Pankove earned his BS in electrical engineering in 1944 and MS in electrical engineering in 1948 from the University of California at Berkeley, followed by a Ph.D. in physics from the University of Paris in 1960. He returned to Berkeley in 1968 as a visiting McKay Lecturer and, using his class notes, he authored a textbook, “Optical Processes in Semiconductors,” in 1972.

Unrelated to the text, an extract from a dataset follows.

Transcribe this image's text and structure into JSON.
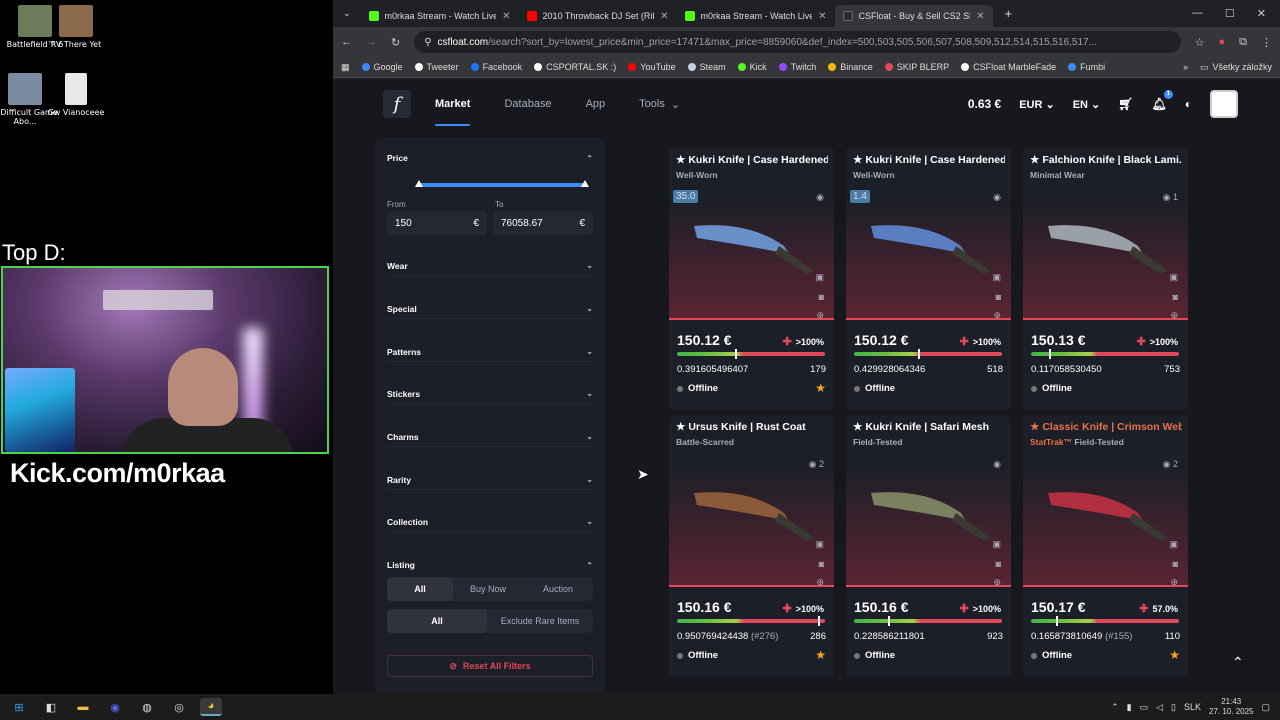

He was a prolific inventor, author, speaker and served as an editor of several research journals. He was awarded more than 90 U.S. patents. Upon his retirement from RCA in 1985, Pankove relocated to Boulder, CO, for a joint appointment to the Solar Energy Research Institute and the Department of Engineering and Computer Science at University of Colorado. He was later appointed to a research chair at the University of Colorado College of Engineering. In 1998, he received a Rank Prize in Optoelectronics.
Later, he was Professor Emeritus and founded the Boulder research company Astralux. In 2010, Pankove relocated back to West Windsor to be closer to family. He is survived by his wife of 65 years, Ethel; sons, Martin (Caroline) of Alexandria, VA, and Simon (Melissa) of West Windsor; a sister and two grandchildren.
Dr. Lester M. Bynum, 68, of Atlanta, GA, died on July 9. A former a former member and president of the West Windsor-Plainsboro Board of Education, Bynum was a native of New Orleans and a long time resident of Plainsboro, before moving to the Atlanta area.
He is survived by wife, Juanita; son, Reginald (Lindsay) Bynum; daughter, Lesley (Jerhome) Petway; and two granddaughters.
Catherine Sophia Zimmer, 97, of Hamilton, died on July 2. Born in Plainsboro, Zimmer retired in 1983 from Fort Dix where she was a finance clerk for 26 years, and prior to that she had been employed at Camp Kilmer as a Graphotype/Addressograph operator.
Daughter of the late Charles “Karl” Frederick and Sophia Wellhauser; sister of the late Mary Wellhauser, Albert Wellhauser, Anna Clevenger, Ida Sassman, and Gladys Hambleton. Zimmer is survived by numerous nieces, nephews, great nieces, and great nephews.
Joan Baumann-Jones, 87, of Shelburne, Vermont, died on June 24. Survivors include a daughter, Kristen Cook of Princeton Junction.
John L. Matts, Jr., 79, of Edison, died on July 4. Survivors include a daughter, Kelly Jones of Plainsboro.
Tanya G. (Pilecki) Boardman, 85, of Blue Bell, PA, died on July 12. Survivors include her sister, Constance Coscia and her husband, Alfred, of Princeton Junction.
Wilmot B. Shropshire, 86, of Ewing died on July 18. Survivors include a granddaughter, Heather Shropshire of West Windsor.